We have seen how numbers, text and custom data can be encoded in binary; in this chapter we're gonna briefly go through some examples of other forms of encodings.

Colors can be encoded in pixels. A common pixel encoding is RGB.

RGB stands for Red Green Blue, which are the three main colors that are combined to represent all others.

Each one of them has an intensity, which can be stored in different ways based on the bit depth of the image; a common choice is to use one byte for each color, resulting in a pixel occupying 24 bits of memory: 8 for the intensity of red, 8 for green and 8 for blue.

Pixels are often referred to in hexadecimal form; for example, in CSS #ffffff represents the purest color white, having red, green and blue all set to maximum intensity ff (256 in hexadecimal form); and 000000 is the darkest black (having all the three colors at intensity 0).

Theoretically speaking, an image can be encoded as a simple sequence of pixels; and a video can be encoded as a simple sequence of images.

Most of the times though, we compress media to save space. A simple example of compression is RLE (run-legth encoding).

In RLE, you save space by representing repeating sequences of an element as (length + element). For example, if you have a sequence of 64 black pixels in an image, instead of using 192 bytes (3 bytes per pixel repeated 64 times) you can represent it with just 4 bytes as 40ffffff, with 40 being 64 in hexadecimal form, and ffffff indicating the color black.

The most used modern formats for images and videos (.webp, .webp, .mp4, etc.) use much more advanced compression techniques.

How are programs encoded? The instructions for x86 processors are complex and hard to parse; the ones for ARM are easier, but still well beyond the scope of this course.

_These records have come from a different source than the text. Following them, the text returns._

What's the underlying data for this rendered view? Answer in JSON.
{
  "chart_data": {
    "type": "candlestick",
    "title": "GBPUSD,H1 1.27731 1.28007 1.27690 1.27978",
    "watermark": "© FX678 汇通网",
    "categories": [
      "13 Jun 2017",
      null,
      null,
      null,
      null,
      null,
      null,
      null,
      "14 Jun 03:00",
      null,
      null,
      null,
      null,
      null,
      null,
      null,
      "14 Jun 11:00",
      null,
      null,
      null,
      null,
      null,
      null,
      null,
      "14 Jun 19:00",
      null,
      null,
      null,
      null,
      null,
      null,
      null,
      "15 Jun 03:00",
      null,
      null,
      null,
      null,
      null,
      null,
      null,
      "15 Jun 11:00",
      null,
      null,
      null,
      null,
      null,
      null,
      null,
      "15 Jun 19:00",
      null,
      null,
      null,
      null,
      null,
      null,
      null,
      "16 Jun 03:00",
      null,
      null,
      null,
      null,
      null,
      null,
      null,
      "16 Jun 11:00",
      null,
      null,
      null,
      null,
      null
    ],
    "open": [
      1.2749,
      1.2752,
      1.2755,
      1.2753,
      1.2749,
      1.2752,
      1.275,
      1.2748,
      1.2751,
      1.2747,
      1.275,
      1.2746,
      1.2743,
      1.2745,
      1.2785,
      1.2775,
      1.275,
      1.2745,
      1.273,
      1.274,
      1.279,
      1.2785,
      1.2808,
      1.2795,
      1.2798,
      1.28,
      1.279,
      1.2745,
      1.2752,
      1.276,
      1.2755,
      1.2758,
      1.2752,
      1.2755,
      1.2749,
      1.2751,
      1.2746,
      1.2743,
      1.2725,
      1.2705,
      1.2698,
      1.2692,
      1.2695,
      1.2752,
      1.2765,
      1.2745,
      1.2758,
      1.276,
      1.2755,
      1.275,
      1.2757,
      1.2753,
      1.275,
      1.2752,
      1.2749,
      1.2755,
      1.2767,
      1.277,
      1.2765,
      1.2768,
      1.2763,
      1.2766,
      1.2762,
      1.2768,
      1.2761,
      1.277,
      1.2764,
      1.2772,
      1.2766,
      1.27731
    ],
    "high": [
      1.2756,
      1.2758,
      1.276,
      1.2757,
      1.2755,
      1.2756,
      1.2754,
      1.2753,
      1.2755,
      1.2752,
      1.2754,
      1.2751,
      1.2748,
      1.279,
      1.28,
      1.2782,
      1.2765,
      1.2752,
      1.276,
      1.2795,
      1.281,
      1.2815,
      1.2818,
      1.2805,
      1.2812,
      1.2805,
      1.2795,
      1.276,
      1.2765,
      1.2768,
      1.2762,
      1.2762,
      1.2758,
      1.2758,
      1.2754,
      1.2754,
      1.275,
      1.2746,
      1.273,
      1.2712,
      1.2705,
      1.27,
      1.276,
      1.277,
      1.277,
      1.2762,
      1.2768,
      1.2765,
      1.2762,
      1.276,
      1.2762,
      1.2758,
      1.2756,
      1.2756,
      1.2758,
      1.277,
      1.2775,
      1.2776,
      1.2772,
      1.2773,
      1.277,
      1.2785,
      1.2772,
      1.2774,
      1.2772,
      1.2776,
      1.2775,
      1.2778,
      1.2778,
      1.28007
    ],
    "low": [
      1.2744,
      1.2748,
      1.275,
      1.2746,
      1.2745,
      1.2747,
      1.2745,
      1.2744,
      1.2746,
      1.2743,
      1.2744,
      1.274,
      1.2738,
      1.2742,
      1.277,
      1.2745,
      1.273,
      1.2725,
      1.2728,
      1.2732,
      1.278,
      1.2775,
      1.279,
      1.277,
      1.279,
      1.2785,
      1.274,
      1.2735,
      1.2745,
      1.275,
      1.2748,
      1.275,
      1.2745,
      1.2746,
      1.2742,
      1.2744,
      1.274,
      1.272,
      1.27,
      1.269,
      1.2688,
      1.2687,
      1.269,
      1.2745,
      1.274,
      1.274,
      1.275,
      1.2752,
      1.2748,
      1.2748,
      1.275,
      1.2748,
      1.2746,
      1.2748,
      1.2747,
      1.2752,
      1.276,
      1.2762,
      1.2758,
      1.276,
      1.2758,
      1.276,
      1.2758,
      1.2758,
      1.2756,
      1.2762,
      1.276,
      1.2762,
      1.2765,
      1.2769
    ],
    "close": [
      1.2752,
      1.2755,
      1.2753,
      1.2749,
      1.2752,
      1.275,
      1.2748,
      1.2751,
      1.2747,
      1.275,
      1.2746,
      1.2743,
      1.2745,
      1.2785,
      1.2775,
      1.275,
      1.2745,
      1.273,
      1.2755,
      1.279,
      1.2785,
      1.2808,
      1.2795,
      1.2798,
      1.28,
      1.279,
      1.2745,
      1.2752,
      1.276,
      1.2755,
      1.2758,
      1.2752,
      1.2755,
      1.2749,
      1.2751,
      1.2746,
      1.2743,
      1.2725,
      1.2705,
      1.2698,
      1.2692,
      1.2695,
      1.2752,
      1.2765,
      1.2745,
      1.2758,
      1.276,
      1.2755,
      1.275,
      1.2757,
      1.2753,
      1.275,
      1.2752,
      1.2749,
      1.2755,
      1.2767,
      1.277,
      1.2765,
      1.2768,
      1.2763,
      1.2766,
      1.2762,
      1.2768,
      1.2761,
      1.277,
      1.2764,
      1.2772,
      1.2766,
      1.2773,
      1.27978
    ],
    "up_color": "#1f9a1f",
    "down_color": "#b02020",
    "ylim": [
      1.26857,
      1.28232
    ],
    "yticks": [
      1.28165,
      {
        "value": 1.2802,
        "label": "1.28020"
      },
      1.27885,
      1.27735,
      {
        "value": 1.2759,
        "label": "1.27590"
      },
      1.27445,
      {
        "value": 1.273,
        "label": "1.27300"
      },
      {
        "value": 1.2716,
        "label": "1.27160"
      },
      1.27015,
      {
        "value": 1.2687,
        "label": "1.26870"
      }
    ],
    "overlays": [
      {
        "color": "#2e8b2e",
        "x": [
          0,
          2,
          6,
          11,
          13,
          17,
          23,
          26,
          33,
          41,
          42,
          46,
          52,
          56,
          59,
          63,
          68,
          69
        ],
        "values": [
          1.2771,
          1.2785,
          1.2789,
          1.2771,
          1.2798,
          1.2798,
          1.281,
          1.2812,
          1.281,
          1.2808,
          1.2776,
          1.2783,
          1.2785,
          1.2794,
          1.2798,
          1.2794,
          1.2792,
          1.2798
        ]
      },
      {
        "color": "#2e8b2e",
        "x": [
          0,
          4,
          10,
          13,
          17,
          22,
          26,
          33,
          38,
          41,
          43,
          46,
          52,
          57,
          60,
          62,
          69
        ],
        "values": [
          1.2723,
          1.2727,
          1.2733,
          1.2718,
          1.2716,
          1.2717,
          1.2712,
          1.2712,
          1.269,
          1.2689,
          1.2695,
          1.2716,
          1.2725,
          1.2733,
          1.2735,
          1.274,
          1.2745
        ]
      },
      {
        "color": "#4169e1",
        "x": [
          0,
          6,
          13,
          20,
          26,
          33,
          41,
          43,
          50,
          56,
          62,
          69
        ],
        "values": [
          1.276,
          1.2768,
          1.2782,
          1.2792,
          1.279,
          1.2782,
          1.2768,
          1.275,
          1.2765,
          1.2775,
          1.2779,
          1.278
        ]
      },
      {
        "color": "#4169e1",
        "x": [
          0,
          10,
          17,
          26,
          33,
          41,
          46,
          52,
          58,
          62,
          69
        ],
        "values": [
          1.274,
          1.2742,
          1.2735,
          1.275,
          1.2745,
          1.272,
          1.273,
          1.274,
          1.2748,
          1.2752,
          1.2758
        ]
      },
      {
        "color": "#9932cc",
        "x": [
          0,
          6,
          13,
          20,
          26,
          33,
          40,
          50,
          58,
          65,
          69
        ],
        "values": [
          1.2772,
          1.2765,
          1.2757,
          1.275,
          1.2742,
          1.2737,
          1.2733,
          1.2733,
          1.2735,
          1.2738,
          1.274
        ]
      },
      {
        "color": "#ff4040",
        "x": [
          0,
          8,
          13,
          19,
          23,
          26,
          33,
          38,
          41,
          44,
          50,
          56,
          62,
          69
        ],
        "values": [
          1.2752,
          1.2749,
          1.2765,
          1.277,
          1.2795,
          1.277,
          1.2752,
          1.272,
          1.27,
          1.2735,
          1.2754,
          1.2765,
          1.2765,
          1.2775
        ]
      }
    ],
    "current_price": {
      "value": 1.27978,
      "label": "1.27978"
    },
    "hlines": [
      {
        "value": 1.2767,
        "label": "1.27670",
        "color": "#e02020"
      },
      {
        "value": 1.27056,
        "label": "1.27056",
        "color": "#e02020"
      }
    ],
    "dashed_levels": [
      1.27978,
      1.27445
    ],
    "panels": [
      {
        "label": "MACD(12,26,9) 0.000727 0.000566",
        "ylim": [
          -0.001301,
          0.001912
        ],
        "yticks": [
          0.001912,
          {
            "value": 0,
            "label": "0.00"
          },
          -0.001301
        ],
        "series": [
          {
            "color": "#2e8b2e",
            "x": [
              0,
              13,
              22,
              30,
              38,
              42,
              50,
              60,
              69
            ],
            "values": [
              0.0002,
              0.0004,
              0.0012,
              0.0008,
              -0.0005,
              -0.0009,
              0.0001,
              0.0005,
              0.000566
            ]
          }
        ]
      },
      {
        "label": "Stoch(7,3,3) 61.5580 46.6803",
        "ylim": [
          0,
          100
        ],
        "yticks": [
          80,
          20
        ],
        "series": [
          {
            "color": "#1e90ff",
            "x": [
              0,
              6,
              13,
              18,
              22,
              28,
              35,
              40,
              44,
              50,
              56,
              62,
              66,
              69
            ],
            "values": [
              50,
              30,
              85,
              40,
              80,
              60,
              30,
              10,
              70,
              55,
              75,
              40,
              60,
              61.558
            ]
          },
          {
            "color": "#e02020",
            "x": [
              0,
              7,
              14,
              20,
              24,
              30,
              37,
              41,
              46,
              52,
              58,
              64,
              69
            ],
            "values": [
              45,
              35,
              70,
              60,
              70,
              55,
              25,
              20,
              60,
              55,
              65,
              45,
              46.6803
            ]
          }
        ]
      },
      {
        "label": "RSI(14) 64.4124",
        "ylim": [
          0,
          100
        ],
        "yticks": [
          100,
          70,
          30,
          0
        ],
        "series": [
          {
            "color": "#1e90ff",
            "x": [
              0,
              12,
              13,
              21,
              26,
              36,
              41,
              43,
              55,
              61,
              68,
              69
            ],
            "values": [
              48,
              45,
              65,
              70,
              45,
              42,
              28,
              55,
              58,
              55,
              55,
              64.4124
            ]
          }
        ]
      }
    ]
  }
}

A simpler example would be Java bytecode.

Java code gets translated into a .class file, that gets fed to the Java Virtual Machine to be executed.

The .class file usually starts with some bytes containing metadata: a 4-bytes "magic number" (which is the same in all Java class files), and 4 bytes that indicate the version of Java it was compiled for.

Next comes a segment containing all of the constants used in the program, and since different programs can use wildly different amounts of constants, this segment doesn't have a fixed size and it begins with 2 bytes indicating how many constants it contains. The interfaces, fields, methods and attributes of the class are also stored in analogous variable-sized segments.

If you zoom in on a specific method, the actual operations are encoded using opcodes. A Java opcode is an unsigned 8-bit integer, allowing for 256 possible opcodes, of which ~200 have been assigned a meaning as of the latest Java version. Each opcode expects a certain number of bytes as operands; for example, the opcode number 16 is bipush and it expects one byte as argument (that will push on the stack).

So when parsing the instructions, the virtual machine is supposed to

...until the end of the sequence of instructions.

This is a much simpler structure than the one used by the machine code of modern CPUs, but it's enough to encode any Java program (which includes most Android apps).

The scripting language used on the Bitcoin blockchain is also composed of opcodes, that get combined to program transactions and smart contracts.

The protocols that define how data is transferred on the net tend to have flexible binary formats, to accomodate a wide array of contents and situations.

The main protocol to transmit packets of data on the internet is ipv4. This is how an ipv4 packet is structured:

We're not gonna dive into every detail of the protocol, we'll just make a few observations.

The packet is divided into a header (metadata describing the packet and how to handle it) and a payload (the actual data being transmitted). All of the fields except the last one form the header.

The header starts with a small version field, indicating the version of the protocol we're using. In ipv4 this field is always carrying the value 4.

All of the fields in the header have a fixed size, that sum up to 20 bytes in total, except the options field, which can have a size ranging from 0 to 40 bytes (0 to 320 bits). Because of that, the header can have a size ranging from 20 to 60 bytes, and that's why it has a header length field, to communicate how big the header is. If you didn't know the exact length of the header, you might accidentally parse a piece of the payload as header, or viceversa.

The payload is also of variable size, that's why we also have a "total length of the packet" field, specifying how big the packet is in total (header + payload).

These are all things you'll find often when working with communication protocols. Data gets broken down into smaller packets with a minimum and maximum size; the packets get tagged with a header containing info about which version of the protocol we're using (leaving room for possible future revisions of the protocol, like ipv6 has improved over ipv4), various flags, specification of the length of the packet, and other types of metadata that the designers of the protocol considered useful.

Usually the expectations of the designers don't match exactly with how the protocol is actually used: for example, the options field in the ipv4 packets is almost never used in practice. This is a pattern we will see very often in the next sections of this course, as modern hardware and software are often constrained by decisions made decades ago, by people who had different expectations about what IT was going to be.